The Highways England report also doesn’t address the alarming rise in near-miss incidents that were found after the change to ALR on sections of the M25. It is essential that monitoring should collate near-miss reports so that remedial action can be taken before fatalities and serious injuries occur.

 

• whether All Lane Running is the most suitable type of smart motorway to roll out or if there are better alternatives;

Demand Management or road widening where possible could be considered as better alternatives

The phased roll-out of Smart Motorway features should also be considered. For example, variable speed limits could be implemented first, with ALR or Dynamic Hard Shoulders (DHS) introduced subsequentially as motorists become used to the new environment.

 

• public confidence in using smart motorways and how this could be improved; • the impact of smart motorways on the usage and safety of other roads in the strategic road network;

Anecdotally hard shoulder violations on conventional motorways close to congested junctions appears to be a worsening problem; however, it is not clear whether this is linked to the roll out of Smart Motorways and drivers being more used to DHS.

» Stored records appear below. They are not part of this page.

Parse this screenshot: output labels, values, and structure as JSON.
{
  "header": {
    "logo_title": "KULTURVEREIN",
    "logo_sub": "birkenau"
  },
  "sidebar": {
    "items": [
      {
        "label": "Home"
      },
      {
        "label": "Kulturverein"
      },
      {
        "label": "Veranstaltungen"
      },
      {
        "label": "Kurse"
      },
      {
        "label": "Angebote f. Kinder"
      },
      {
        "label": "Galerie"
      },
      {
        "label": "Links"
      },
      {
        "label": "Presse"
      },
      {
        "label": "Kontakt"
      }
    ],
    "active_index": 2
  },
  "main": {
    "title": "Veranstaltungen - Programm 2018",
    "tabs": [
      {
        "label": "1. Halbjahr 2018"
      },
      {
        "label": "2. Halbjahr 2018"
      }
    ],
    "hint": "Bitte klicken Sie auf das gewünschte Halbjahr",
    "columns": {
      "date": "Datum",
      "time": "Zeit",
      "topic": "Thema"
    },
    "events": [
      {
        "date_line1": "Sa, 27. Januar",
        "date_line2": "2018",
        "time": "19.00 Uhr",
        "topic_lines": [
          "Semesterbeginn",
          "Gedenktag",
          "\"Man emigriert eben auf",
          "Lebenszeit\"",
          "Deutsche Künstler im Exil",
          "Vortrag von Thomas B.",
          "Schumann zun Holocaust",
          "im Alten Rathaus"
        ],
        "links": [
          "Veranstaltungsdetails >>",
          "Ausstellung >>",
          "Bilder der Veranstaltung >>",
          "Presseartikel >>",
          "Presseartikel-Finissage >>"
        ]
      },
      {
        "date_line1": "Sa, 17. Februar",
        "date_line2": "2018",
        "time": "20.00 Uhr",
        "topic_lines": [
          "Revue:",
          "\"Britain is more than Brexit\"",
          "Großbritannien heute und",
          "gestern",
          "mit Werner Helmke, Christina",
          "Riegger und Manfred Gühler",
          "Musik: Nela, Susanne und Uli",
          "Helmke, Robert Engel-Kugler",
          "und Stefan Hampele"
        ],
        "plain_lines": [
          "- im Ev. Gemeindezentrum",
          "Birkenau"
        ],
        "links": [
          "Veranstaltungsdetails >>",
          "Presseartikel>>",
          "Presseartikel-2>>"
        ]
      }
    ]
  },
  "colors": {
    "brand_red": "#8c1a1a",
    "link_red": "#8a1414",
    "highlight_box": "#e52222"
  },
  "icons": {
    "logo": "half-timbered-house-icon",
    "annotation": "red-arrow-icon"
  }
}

We would recommend ending new DHS schemes and, on existing schemes, reverting to permanent hard shoulder or ALR if adequate ESA and SVD can be achieved

The promotion of and communications around Smart Motorways, ALR and DHS has been limited, leading to inconsistent understanding and use of signage in place amongst road users.  An example of individuals understanding of a red X is that “this lane will close at some point ahead with the use of temporary traffic management.” There is an expectation that the closure is ahead and not immediate.

 

• the effectiveness of Highways England’s delivery of the smart motorways programme, the impact of construction works, and the costs of implementation.

In some cases Smart Motorways seem to be the default or only choice.  In urban areas where space is at a premium this may be sensible but not in rural areas.  For example on the M62 widening to Leeds across the moors it would seem illogical to introduce a Smart Motorway when conventional widening may in fact be quicker and cheaper to build. 

The timing and sequencing of works should be coordinated with works on local highways to avoid exacerbating disruption for road users and local people.

 

This response has been provided by Transport for Greater Manchester on behalf of the 10 Greater Manchester Highway Authorities, Bolton, Bury, Manchester, Rochdale, Oldham, Salford, Stockport, Tameside, Trafford, Wigan.

Transport for Greater Manchester is the body responsible for transport and travel matters across the Greater Manchester region.